June 15, 2020 feature
A quantum memory that operates at telecom wavelengths
To create large quantum networks, researchers will first need to develop efficient quantum repeaters. A key component of these repeaters are quantum memories, which are the quantum-mechanical equivalents of more conventional computer memories, such as random-access memories (RAM).
Ideally, a quantum memory should be able to retain information for substantial periods of time, store true quantum states, read out data efficiently and operate at low-loss telecommunication wavelengths. While research teams have made great progress in the development of quantum memories, no solution proposed so far has been able to meet all of these requirements simultaneously.
With this in mind, researchers at Delft University of Technology (TU Delft) set out to develop a new mechanical quantum memory with sufficiently long storage times, a high readout efficiency, and the ability to operate at telecom wavelengths.

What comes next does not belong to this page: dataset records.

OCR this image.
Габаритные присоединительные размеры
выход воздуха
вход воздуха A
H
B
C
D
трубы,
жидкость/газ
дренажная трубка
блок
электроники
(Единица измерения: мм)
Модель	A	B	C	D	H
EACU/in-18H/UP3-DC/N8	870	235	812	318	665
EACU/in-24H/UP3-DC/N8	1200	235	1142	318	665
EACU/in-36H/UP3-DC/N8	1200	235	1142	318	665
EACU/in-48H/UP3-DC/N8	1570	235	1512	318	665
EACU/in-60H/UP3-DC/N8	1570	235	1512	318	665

The memory they devised, presented in a paper published in Nature Physics, could ultimately enable the practical implementation of mechanical systems with quantum effects developed in their previous works.

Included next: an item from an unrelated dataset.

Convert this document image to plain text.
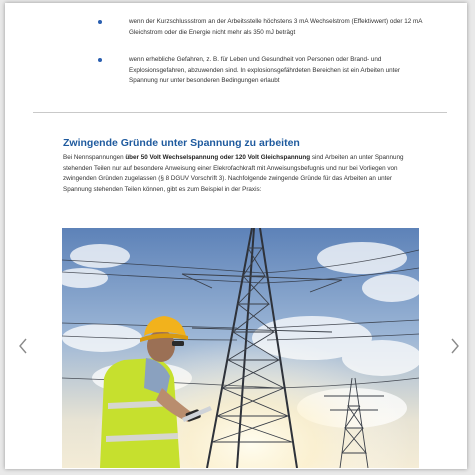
wenn der Kurzschlussstrom an der Arbeitsstelle höchstens 3 mA Wechselstrom (Effektivwert) oder 12 mA Gleichstrom oder die Energie nicht mehr als 350 mJ beträgt
wenn erhebliche Gefahren, z. B. für Leben und Gesundheit von Personen oder Brand- und Explosionsgefahren, abzuwenden sind. In explosionsgefährdeten Bereichen ist ein Arbeiten unter Spannung nur unter besonderen Bedingungen erlaubt
Zwingende Gründe unter Spannung zu arbeiten

Bei Nennspannungen über 50 Volt Wechselspannung oder 120 Volt Gleichspannung sind Arbeiten an unter Spannung stehenden Teilen nur auf besondere Anweisung einer Elekrofachkraft mit Anweisungsbefugnis und nur bei Vorliegen von zwingenden Gründen zugelassen (§ 8 DGUV Vorschrift 3). Nachfolgende zwingende Gründe für das Arbeiten an unter Spannung stehenden Teilen können, gibt es zum Beispiel in der Praxis:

"We've been working on showing quantum effects of mechanical systems for quite a few years now, and have been quite successful in realizing various quantum states, so we've really been pushing them toward a quantum information processing direction," Simon Gröblacher, professor at TU Delft, whose research group carried out the study, told Phys.org. "To use some of these devices for quantum information processing, however, one fist has to show that they can be used to build a quantum repeater and the main component of a quantum repeater is a quantum memory."
When they started working on their quantum memory, Gröblacher and his colleagues were aware that the mechanical resonators behind some of their devices could support very long lifetimes. They thus wanted to test them to see what storage times they could support, while also investigating their coherence (i.e., how quickly they would de-phase).
"We designed a system that has a few milliseconds lifetime, based on our previous work, then tested it and found that its storage time was indeed around two milliseconds.," Gröblacher said. "As a second step, we had to verify that quantum states and their phase information was preserved over this time. To do this, we created a superposition of the mechanical system and looked at how the phase in the superposition would evolve over time."
When the researchers first evaluated their quantum memory, they found that its superposition state decayed faster than the overall lifetime. This was far from a surprising result, as many previously developed systems were found to present the same decay pattern. Gröblacher and his colleagues set out to explore this finding further in order to better understand the mechanisms behind this short decoherence time.
"The general goal of our study was to show that mechanics can in fact be used as a quantum memory and we achieved this," Gröblacher said. "Remarkably, it is the first time that anyone has shown this."
The quantum memory devised by Gröblacher and his colleagues has several advantageous characteristics. One of the main ones is that it is fully engineerable, which means that the optical wavelengths at which it operates are selectable, as the system's optical and mechanical resonances are fully artificial. The researchers designed them using a computer and then fabricated the device accordingly.
"Many quantum systems typically use naturally occurring resonance, such as an atomic or a rare-earth resonance, which bound them to certain wavelengths," Gröblacher said. "Ours, on the other hand, is fully engineered, so we can choose where to work it. In our study, we chose 1550 nanometers, as we wanted our system to work in the low-loss telecommunication band wavelength."
While many previously developed quantum memories achieved promising results, very few of them were able to operate at telecom wavelengths (around 1550 nanometers), which are essentially the wavelengths at which all telecommunication takes place over long distances. Moreover, memories that were able to operate at these wavelengths were either very complex or had extremely short lifetimes.
"We were able show that our memory has a satisfactory lifetime and coherence of the memory, while successfully creating the superposition state," Gröblacher said. "Other existing systems with superposition states of mechanics were very different and we were the first to meet key quantum memory requirements with an opto-mechanical system."
The quantum memory created by Gröblacher and his colleagues is still a proof of concept, but its performance is very promising. In their future studies, the researchers would like to gain a better understanding of why the de-phasing of a quantum state happens faster than its lifetime in order to mitigate this effect.
"We would like to figure out how to avoid having such a short coherence, perhaps through a different design that could aid our understanding of the underlying microscopic mechanisms," Gröblacher said. "In addition, we plan to increase the overall efficiency of our memory (i.e., how efficiently can it can write and read out a state)."
Over the next couple of years, Gröblacher and his colleagues hope that they will be able to improve their quantum memory's performance further to facilitate its practical implementation. Moreover, the optical scheme they proposed could inspire the development of other quantum memory components. The researchers' ultimate goal is to use the quantum memory they created to enable large quantum networks.
"The main application for our memory would be as part of a quantum network or quantum repeater," Gröblacher said. "Its mechanics could act as a memory element that enables connections with other quantum systems, such as superconducting qubits, which are very good at carrying out quantum computing processing. We think it would be very interesting to use our system as a hybrid quantum system in such a network."